Advisor: Katie Carey

Arusa Malik

Arusa Malik: POP Feminism

Malik is researching the women’s liberation movement, especially as it manifested through nineteenth century popular culture. She will explore Special Collections materials and develop unique research questions tied to the social sciences and humanities. The POP Feminism project explores two major campaigns for women’s rights in the twentieth century: the women’s suffrage movement and the women’s liberation movement.

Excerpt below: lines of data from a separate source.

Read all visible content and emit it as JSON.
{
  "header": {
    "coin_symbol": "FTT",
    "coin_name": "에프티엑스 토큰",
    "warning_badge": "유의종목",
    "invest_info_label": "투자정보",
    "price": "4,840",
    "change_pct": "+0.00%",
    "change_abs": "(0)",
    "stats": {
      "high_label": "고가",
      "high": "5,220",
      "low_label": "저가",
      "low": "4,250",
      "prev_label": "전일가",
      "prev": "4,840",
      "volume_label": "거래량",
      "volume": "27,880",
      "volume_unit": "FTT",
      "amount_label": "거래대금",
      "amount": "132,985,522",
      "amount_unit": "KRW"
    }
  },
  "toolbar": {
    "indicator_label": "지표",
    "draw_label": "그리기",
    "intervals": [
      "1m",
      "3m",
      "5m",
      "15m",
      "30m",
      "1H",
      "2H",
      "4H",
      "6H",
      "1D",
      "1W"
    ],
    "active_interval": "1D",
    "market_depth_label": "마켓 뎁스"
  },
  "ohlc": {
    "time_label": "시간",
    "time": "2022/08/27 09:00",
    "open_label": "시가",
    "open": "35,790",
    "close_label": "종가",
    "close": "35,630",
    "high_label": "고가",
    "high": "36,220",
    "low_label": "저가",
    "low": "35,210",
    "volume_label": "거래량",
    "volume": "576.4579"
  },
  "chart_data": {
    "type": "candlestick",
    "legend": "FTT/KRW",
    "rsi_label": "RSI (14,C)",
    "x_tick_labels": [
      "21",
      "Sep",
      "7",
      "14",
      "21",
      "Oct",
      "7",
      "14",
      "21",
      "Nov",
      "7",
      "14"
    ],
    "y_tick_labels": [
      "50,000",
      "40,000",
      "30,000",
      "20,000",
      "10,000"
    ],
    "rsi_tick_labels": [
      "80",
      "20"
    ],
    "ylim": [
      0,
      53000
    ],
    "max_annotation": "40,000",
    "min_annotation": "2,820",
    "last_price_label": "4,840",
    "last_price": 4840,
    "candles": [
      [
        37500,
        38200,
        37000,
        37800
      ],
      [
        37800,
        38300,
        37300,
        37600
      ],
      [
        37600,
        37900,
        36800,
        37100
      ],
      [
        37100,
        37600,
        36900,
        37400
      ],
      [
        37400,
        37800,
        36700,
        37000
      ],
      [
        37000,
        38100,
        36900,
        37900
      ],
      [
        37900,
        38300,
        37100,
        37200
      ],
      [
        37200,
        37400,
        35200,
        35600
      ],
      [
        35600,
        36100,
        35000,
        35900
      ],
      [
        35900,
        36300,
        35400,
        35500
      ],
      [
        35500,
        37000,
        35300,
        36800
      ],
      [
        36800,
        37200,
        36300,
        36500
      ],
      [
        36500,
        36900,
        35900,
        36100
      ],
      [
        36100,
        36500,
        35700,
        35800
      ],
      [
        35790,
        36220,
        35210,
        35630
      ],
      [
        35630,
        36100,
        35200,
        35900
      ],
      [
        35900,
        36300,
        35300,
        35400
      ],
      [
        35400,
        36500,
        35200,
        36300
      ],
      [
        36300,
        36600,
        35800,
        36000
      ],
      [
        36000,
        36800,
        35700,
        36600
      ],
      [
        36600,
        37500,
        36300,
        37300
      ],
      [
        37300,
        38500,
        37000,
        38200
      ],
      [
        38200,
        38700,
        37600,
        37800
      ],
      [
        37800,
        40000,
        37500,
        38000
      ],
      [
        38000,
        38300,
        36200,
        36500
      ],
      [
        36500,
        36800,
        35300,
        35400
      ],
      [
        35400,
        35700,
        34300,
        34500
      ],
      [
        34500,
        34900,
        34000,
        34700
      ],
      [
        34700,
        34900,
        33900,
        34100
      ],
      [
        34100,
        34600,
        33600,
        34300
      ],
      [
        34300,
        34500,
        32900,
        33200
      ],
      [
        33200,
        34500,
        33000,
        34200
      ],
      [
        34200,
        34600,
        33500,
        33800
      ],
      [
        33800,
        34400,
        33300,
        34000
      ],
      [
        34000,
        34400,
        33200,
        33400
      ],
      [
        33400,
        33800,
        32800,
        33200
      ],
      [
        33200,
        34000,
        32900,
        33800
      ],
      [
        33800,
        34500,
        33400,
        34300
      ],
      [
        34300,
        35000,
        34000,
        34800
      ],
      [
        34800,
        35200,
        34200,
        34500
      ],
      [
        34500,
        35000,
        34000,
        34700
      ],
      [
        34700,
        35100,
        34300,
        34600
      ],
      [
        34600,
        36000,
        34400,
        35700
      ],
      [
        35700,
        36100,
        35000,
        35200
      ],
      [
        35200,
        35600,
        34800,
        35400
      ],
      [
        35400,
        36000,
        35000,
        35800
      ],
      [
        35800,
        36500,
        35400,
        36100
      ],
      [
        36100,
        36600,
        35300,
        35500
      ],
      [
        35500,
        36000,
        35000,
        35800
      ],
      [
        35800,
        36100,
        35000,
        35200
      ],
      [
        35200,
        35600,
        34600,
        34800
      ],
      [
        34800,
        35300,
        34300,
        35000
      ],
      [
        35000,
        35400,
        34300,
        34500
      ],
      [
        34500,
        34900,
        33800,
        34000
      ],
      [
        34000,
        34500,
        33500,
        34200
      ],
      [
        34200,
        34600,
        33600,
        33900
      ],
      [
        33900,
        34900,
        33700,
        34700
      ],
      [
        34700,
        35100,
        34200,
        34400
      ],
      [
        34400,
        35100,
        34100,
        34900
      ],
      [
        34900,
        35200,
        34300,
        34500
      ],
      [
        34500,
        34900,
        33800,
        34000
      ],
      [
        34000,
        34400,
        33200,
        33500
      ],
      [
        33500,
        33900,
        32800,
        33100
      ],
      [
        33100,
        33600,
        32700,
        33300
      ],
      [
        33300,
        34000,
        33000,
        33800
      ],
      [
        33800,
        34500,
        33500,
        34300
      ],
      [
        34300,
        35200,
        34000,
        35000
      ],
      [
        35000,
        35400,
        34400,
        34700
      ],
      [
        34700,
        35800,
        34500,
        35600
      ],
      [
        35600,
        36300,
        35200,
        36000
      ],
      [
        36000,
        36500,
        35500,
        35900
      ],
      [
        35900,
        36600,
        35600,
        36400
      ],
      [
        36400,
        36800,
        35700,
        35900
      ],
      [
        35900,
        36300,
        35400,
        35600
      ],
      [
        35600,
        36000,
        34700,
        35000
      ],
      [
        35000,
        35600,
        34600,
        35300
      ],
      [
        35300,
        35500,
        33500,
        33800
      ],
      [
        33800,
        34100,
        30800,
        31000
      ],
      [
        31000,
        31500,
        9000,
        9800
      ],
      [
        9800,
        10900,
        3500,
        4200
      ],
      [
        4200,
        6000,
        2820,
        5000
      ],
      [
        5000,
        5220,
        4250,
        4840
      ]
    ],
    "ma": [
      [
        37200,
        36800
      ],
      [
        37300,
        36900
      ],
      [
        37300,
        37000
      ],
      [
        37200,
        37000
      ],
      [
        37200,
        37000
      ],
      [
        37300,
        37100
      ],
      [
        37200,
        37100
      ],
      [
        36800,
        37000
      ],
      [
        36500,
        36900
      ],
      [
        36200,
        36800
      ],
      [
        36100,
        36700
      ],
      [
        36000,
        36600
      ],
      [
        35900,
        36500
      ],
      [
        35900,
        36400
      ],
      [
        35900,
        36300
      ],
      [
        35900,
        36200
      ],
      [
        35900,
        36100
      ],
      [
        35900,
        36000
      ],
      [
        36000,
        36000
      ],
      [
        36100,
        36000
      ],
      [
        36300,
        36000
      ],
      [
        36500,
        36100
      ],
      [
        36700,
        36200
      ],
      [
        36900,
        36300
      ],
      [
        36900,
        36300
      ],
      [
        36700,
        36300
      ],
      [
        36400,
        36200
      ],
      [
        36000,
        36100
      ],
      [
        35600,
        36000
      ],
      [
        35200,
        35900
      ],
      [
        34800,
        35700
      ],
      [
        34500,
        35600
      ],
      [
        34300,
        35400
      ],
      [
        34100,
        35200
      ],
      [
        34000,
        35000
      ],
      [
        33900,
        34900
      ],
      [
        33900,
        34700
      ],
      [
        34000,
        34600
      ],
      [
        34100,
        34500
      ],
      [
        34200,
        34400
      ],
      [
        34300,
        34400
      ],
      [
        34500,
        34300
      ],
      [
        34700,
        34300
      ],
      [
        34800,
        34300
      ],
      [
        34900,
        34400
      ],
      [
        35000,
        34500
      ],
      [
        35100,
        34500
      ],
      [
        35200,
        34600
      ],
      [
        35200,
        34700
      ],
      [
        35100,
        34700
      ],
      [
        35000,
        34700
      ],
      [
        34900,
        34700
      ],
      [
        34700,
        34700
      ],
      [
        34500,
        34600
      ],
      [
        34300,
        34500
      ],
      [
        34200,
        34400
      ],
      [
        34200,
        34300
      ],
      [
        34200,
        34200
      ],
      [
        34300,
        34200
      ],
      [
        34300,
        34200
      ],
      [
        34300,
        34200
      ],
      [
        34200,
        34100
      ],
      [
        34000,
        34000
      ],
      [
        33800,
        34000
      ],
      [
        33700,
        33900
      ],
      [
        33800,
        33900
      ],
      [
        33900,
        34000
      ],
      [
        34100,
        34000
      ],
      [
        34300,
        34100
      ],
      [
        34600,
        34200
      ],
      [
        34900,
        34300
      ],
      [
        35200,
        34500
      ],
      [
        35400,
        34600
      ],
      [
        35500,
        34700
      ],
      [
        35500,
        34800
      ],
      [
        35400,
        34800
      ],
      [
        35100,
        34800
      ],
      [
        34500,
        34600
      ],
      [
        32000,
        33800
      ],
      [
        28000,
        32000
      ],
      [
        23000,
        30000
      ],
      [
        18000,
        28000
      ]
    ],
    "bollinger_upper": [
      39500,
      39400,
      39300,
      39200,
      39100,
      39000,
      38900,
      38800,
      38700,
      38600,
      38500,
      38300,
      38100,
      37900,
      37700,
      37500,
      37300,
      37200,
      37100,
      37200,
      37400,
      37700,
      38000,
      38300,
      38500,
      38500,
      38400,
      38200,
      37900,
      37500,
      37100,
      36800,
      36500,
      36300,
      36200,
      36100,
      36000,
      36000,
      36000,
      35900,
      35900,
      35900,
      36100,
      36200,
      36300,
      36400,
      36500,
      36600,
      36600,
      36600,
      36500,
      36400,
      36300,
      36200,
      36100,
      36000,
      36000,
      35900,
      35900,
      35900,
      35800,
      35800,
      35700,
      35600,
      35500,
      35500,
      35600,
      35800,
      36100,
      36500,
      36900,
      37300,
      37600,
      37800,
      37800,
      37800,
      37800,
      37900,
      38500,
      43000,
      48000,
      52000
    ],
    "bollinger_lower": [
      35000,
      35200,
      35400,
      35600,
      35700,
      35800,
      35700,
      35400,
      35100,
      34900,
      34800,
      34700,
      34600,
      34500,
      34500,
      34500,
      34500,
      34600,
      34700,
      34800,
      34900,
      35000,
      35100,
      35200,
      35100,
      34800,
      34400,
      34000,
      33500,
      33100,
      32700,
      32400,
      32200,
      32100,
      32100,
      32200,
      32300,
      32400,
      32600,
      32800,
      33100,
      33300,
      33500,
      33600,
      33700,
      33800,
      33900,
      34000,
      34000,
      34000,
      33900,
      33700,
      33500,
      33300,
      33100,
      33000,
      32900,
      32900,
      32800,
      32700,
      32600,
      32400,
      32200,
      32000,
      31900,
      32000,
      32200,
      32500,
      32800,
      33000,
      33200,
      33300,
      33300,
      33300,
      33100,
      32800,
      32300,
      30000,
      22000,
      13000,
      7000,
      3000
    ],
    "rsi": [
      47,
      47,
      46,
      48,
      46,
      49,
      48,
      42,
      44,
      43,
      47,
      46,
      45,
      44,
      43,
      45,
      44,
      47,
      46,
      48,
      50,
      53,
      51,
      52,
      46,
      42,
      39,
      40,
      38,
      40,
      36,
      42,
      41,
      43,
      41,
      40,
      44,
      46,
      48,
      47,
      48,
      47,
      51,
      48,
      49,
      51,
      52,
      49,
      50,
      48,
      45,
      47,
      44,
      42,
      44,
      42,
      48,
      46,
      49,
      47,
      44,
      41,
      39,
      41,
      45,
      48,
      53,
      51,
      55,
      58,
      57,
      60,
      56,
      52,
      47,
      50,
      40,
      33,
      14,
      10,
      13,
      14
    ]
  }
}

The politics, antics, and slogans of the suffragists and “libbers” captured the attention of the nation, creating a marketplace of purchasable propaganda to show support for or disapproval of the fight for equality.

Advisor: Heidi Herr

Victoria Popoola

Victoria Popoola: It’s Greek (or Latin or Spanish or Italian) to Me

Popoola is exploring the humanities and engineering aspects of classical Latin, translating a host of texts on a variety of subjects that have never been rendered into English. The author Italo Calvino once called the translator his “most important ally” who “introduce[d] [him] to the world.” By translating hitherto untranslated works in Latin held in Special Collections at Johns Hopkins University, Popoola will introduce readers to the world and be introduced to the libraries at Hopkins in turn.